17-19世纪北大西洋世界所发生的社会巨变,早已是一个为人所熟知的故事。这是一个自然发生的漫长而渐进的社会变迁过程,在这个过程中,征服、殖民、贸易、传教、革命、民主化、平等化、技术革新、工业化、城市化、消费主义、福利主义等历史运动,或相继发生,或交织并进,最终汇集融合,经数百年而呈现为广泛且深刻的社会转型。(13)这些历史运动的单独某一种,也许是经过规划的刻意追求,比如英国的殖民和贸易,社会舆论有商讨,民间团体有擘画,王室和议会也曾加以推动。而且,其中某些变化也具有连锁或互动的效应。比如,西欧的城市产生于军事、统治和交换的需要,它们无意中为技术革新和工业兴起准备了平台;而工业化又给城市的发展带来强大而持续的动力,并为城市扩张创造基础性的条件,包括建筑、交通、上下水、燃料等;而不断发展的城市,反过来又为工业、商业和金融活动开辟了更大的空间,使工业资本的运作具备更为便利的条件。总之,诸多变化机缘巧合地汇聚合流,就像化学试验中将众多元素合在一起所引起的反应,不期然塑造出一个迥异于传统社会的现代世界。

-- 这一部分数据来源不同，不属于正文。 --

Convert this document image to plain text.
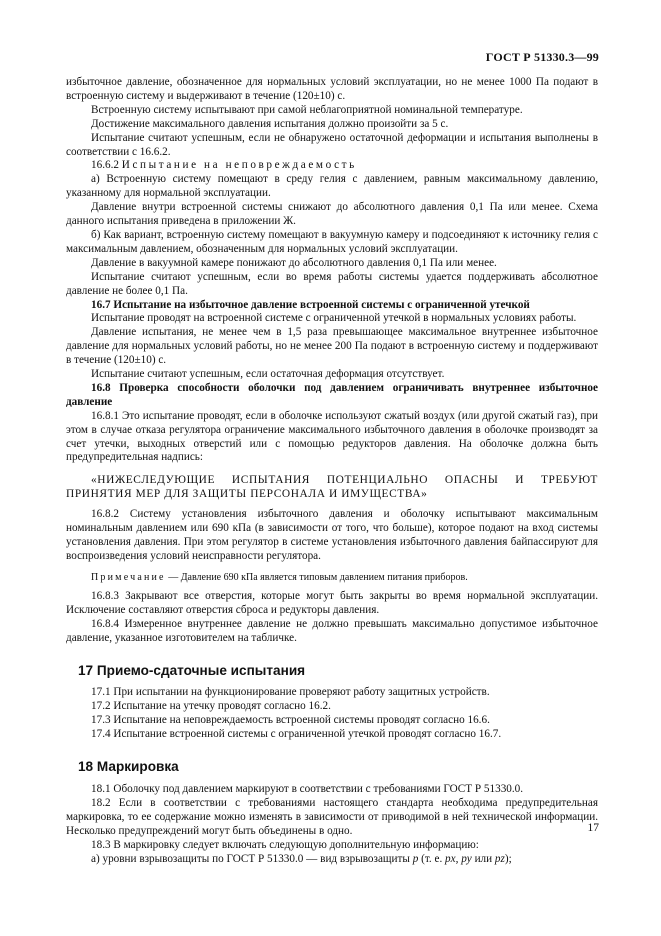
ГОСТ Р 51330.3—99

избыточное давление, обозначенное для нормальных условий эксплуатации, но не менее 1000 Па подают в встроенную систему и выдерживают в течение (120±10) с.

Встроенную систему испытывают при самой неблагоприятной номинальной температуре.

Достижение максимального давления испытания должно произойти за 5 с.

Испытание считают успешным, если не обнаружено остаточной деформации и испытания выполнены в соответствии с 16.6.2.

16.6.2 Испытание на неповреждаемость

а) Встроенную систему помещают в среду гелия с давлением, равным максимальному давлению, указанному для нормальной эксплуатации.

Давление внутри встроенной системы снижают до абсолютного давления 0,1 Па или менее. Схема данного испытания приведена в приложении Ж.

б) Как вариант, встроенную систему помещают в вакуумную камеру и подсоединяют к источнику гелия с максимальным давлением, обозначенным для нормальных условий эксплуатации.

Давление в вакуумной камере понижают до абсолютного давления 0,1 Па или менее.

Испытание считают успешным, если во время работы системы удается поддерживать абсолютное давление не более 0,1 Па.

16.7 Испытание на избыточное давление встроенной системы с ограниченной утечкой

Испытание проводят на встроенной системе с ограниченной утечкой в нормальных условиях работы.

Давление испытания, не менее чем в 1,5 раза превышающее максимальное внутреннее избыточное давление для нормальных условий работы, но не менее 200 Па подают в встроенную систему и поддерживают в течение (120±10) с.

Испытание считают успешным, если остаточная деформация отсутствует.

16.8 Проверка способности оболочки под давлением ограничивать внутреннее избыточное давление

16.8.1 Это испытание проводят, если в оболочке используют сжатый воздух (или другой сжатый газ), при этом в случае отказа регулятора ограничение максимального избыточного давления в оболочке производят за счет утечки, выходных отверстий или с помощью редукторов давления. На оболочке должна быть предупредительная надпись:

«НИЖЕСЛЕДУЮЩИЕ ИСПЫТАНИЯ ПОТЕНЦИАЛЬНО ОПАСНЫ И ТРЕБУЮТ ПРИНЯТИЯ МЕР ДЛЯ ЗАЩИТЫ ПЕРСОНАЛА И ИМУЩЕСТВА»

16.8.2 Систему установления избыточного давления и оболочку испытывают максимальным номинальным давлением или 690 кПа (в зависимости от того, что больше), которое подают на вход системы установления давления. При этом регулятор в системе установления избыточного давления байпассируют для воспроизведения условий неисправности регулятора.

Примечание — Давление 690 кПа является типовым давлением питания приборов.

16.8.3 Закрывают все отверстия, которые могут быть закрыты во время нормальной эксплуатации. Исключение составляют отверстия сброса и редукторы давления.

16.8.4 Измеренное внутреннее давление не должно превышать максимально допустимое избыточное давление, указанное изготовителем на табличке.

17 Приемо-сдаточные испытания

17.1 При испытании на функционирование проверяют работу защитных устройств.

17.2 Испытание на утечку проводят согласно 16.2.

17.3 Испытание на неповреждаемость встроенной системы проводят согласно 16.6.

17.4 Испытание встроенной системы с ограниченной утечкой проводят согласно 16.7.

18 Маркировка

18.1 Оболочку под давлением маркируют в соответствии с требованиями ГОСТ Р 51330.0.

18.2 Если в соответствии с требованиями настоящего стандарта необходима предупредительная маркировка, то ее содержание можно изменять в зависимости от приводимой в ней технической информации. Несколько предупреждений могут быть объединены в одно.

18.3 В маркировку следует включать следующую дополнительную информацию:

а) уровни взрывозащиты по ГОСТ Р 51330.0 — вид взрывозащиты p (т. е. px, py или pz);

17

那些在这个过程中扮演重要角色的人物,并不知道他们的所作所为是在实施一个叫作“现代化”的“社会工程”。他们所经历和推动的这一社会转型之成为“现代化”,乃是后人以“概念化”的方式加以“追认”的结果。

在北大西洋世界的社会转型中,最终使得转型后的社会区别于此前社会的基本因素,大多不是突然降生的新事物。工业化既是现代社会的主要标志,也是塑造现代社会的关键力量,但它并非在18世纪某个时刻突然现身于英国,而是自中世纪后期以来知识、技术、工艺、能源、生产组织和市场关系不断演化的集中展现。当今史学界公认,在工业化之前还有一个“原工业化”的阶段。而且,由工业化所带动的经济增长,在当年的英国也远没有在当今许多国家那么快的速度。另外,即便最具激变性质的大西洋世界的政治革命,也不是平地起高楼式地创造出新的政治结构、权力关系和政治观念,而是把早已孕育于“旧体制”内部的新因素,从内层提升到外表,从不合法变成合法。比如,英国革命后形成的“议会主权”体制,大抵是中世纪中后期以来“王在议会”体制的演进;美国革命所造就的“自由的政府”,主要是英国及殖民地自治传统和选举政治的发展。在欧美学界通行的现代世界历史叙事模式中,北大西洋世界的社会转型被“概念化”为“双元革命”(法国革命和工业革命)或“三重革命”(科技革命、工业革命、政治革命),这样似有可能把一个漫长、复杂乃至杂乱的自发而渐进的历史过程,“化约”为一些有规划、有条理的突变性事件。

从北大西洋世界社会转型的经验来看,稳定的政治秩序(较少内乱和内战),威胁性较小的国际环境,宽松的社会体制,去等级化的社会结构,不断扩大的政治参与,愈益成熟的法治,个人自由和安全的保障,允许和鼓励创新的风气,热衷于探索未知和发明新事物的习惯与能力,这些因素在当时主要不是社会转型的条件,而是“现代化”的基本内涵。它们与技术革新、产业革命、经济腾飞、社会福利等齐头并进,并成为转型后社会的特征。那些在后人眼里构成“现代化”条件的因素,对于身处转型过程的人来说,并不是为了某种宏大的社会规划而刻意所做的准备。例如,美国革命者所汲汲于心的问题,并不是发展经济,推动工业化,或提升国民生活质量,而是要革新政体,巩固独立,保护自由,促进平等,防止统治者压迫被统治者。然则巧合的是,美国革命后形成的政治结构、权力关系和价值取向,确实有利于技术变革、经济发展和生活水平的提升。但这只是某种历史的因缘际会,如果把美国革命视作一场自觉为美国的发展创造条件的政治事变,就难免陷入目的论思维的窠臼。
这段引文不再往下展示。